Lord Tebbit called for the electorate to withdraw their votes from the three main political parties at the European elections in June in order to send a message to those parties that their votes should not be taken for granted. He wrote:
Local elections, the great British public should treat just as normal but at the European elections, in my judgment they should send a very sharp message to the leaders of the three national parties by not voting for any of the national party candidates.
He went on to add in later interviews that the electorate should steer clear of voting for the socialist and racialist BNP, but other than that he did not mind who people voted for (or not at all), just that they didn’t vote Lib Dem, Labour or Conservative.
Even less than a decade ago this story would have caused a media storm. There would have been multiple front page news headlines detailing ‘furious’ Conservative splits over ‘Europe’ and the culturally leftist BBC would have had a field day.
Things though have since moved on.
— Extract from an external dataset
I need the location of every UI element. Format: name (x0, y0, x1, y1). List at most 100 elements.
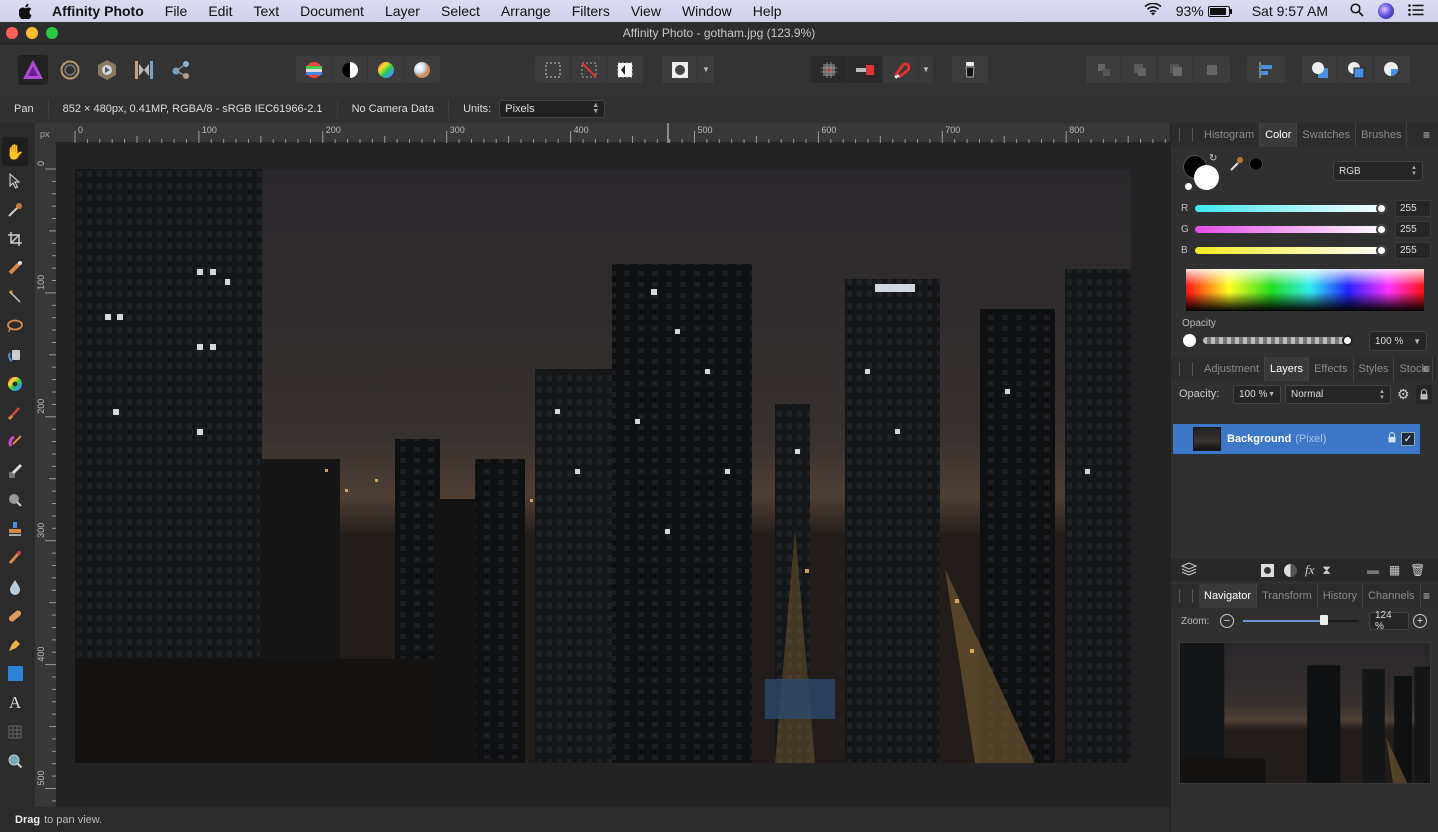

The Conservatives are still irrevocably split over the European Union, but the official media and political narrative has changed. Today’s official line is David Cameron good; Gordon Brown bad. In order to facilitate a change of Government, or rather Westminster administration, the media, having failed to make David Cameron popular, are now trying the other option which is to make Gordon Brown unpopular.
Therefore, any stories that might portray Cameron in a negative light are now willingly suppressed by the media. How else could one account for the complete lack of coverage over Lord Tebbit’s intervention, especially by the BBC, and the establishment papers of the Times and the Guardian?